Following in the footsteps of the Shanghai Film Art Center and New Hengshan Cinema, the Cathay Theater, a Shanghai star-rated cinema located on Huaihai Road in Huangpu District, will suspend operations for renovations on August 25.
Built in 1930, the movie theater announced on its WeChat account that facilities and services of the time-honored theater will be upgraded to offer movie buffs a better cinematic experience, and when it wil be reopened is yet to know.
Underwritten by the Cantonese cinema tycoon Lu Gen and designed by renowned architect Charles Henry Gonda, the Art Deco-style theater opened on January 1, 1932, with more than a thousand seats. Its opening film was the American drama, "A Free Soul," starring Norma Shearer and Leslie Howard.
At that time, the cinema usually presented simultaneous screenings of first-run Hollywood and European movies such as "A Midsummer Night's Dream" and "The Great Waltz." It was a popular entertainment venue for Chinese celebrities, including writer Eileen Chang and film stars like Zhao Dan, Qin Yi and Shangguan Yunzhu.
Qin once described how excited she was when she saw posters for her movies exhibited in the cinema, a place she frequented as a child.
In the early 1990s, the theater was granted municipal preservation status due to its long history. Since 1993, it has been one of the designated venues for the Shanghai International Film Festival's screenings, premieres and cultural events.
The Cathay was renovated in 2003 and divided into three theaters of different styles.

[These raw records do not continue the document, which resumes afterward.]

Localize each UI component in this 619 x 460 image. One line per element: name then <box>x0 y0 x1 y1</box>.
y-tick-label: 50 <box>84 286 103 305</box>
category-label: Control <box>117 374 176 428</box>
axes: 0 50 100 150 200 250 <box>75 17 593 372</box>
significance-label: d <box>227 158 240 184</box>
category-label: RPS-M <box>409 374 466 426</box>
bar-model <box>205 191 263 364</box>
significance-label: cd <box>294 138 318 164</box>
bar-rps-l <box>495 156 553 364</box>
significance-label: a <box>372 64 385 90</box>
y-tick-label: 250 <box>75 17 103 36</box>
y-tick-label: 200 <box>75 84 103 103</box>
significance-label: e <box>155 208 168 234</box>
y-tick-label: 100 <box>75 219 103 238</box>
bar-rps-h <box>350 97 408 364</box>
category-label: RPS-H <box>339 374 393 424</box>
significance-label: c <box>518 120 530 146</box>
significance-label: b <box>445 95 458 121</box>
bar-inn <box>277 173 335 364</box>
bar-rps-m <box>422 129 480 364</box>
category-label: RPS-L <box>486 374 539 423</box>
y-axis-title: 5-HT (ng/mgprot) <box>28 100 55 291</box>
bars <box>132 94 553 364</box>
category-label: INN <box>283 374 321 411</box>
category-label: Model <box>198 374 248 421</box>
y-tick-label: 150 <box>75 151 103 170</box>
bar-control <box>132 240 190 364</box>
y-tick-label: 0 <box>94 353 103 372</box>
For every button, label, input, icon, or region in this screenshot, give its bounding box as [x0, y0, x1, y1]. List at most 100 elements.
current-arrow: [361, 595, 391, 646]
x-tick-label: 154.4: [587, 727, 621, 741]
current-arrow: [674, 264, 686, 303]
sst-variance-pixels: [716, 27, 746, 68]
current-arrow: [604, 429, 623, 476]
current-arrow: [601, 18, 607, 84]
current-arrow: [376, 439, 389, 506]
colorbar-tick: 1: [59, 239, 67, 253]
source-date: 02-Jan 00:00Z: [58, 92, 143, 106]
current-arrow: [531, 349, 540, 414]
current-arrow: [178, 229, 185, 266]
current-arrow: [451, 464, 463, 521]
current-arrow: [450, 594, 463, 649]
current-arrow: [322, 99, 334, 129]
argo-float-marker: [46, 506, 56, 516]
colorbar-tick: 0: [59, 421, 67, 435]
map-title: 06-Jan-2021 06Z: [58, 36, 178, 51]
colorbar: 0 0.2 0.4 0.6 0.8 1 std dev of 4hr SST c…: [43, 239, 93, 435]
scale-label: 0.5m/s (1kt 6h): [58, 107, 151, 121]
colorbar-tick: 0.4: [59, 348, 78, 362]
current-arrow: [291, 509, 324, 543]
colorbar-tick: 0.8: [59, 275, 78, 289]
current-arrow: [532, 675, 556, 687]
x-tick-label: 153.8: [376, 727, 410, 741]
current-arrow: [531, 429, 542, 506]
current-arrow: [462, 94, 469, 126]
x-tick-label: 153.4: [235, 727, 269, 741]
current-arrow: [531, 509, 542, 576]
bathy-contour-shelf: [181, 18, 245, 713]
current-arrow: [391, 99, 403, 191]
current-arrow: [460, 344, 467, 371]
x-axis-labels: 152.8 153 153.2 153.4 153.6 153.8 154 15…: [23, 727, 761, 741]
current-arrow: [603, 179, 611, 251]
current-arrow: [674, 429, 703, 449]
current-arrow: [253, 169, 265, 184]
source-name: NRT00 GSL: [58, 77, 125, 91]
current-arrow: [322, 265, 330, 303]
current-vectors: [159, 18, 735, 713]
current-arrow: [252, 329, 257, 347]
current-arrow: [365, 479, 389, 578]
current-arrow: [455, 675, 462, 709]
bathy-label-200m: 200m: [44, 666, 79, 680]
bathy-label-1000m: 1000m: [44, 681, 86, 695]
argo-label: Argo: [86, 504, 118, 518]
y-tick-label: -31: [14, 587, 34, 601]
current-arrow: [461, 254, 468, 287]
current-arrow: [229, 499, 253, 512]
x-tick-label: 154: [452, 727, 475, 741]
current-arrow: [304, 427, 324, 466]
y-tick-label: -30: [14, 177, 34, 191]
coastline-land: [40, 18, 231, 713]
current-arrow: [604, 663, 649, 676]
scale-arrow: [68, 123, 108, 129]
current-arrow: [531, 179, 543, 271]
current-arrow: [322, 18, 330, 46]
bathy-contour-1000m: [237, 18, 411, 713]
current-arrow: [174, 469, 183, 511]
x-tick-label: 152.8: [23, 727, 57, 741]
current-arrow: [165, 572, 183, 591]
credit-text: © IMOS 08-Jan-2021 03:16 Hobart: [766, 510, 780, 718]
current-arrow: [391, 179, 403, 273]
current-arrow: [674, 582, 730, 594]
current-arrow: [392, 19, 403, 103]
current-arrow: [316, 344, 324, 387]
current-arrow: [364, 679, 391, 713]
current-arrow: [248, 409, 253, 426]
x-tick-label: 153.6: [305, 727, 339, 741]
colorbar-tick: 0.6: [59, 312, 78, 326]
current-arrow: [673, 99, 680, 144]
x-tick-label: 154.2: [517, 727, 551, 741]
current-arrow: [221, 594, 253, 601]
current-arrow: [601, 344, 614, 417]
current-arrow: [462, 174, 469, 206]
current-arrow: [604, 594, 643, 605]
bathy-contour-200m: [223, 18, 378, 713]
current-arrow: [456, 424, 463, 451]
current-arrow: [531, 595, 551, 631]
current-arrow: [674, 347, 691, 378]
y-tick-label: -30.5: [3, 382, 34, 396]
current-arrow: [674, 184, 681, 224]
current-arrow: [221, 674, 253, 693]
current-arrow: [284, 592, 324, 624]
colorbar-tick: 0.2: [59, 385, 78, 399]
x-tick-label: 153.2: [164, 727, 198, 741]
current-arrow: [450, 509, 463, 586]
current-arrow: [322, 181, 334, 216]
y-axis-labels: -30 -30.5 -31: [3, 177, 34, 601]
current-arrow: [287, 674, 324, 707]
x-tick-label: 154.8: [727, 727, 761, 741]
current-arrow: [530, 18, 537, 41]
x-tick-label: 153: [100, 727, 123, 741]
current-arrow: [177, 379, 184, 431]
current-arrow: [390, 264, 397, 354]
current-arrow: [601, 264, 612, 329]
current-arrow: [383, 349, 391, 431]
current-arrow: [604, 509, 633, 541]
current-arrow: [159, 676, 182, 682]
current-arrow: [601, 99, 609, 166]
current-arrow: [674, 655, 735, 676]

Every month, it offers at least one free screening for the community and sells discounted tickets for students and seniors.
Professor Shi Chuan, vice president of the Shanghai Film Association and a film expert from the Shanghai Theater Academy, said the cinema is a historical heritage that has witnessed the city's development and become a unique and integral memory for generations of people in Shanghai.
He recalled seeing Chinese director Sang Hu's comedy "Twins Come in Pairs" and the Hollywood blockbuster "Titanic" at the theater when he was young.
"However, in terms of the rapid development of the film industry, old cinemas have to upgrade their equipment and services to cater to audience demand," said Shi.
The renovation, in his eyes, should take its historical value into account.
"It's a challenge for the city's administrators and constructors to demonstrate their true wisdom," he said. "Preserving the theater's architectural structure and decor while enhancing its functions isn't an easy job."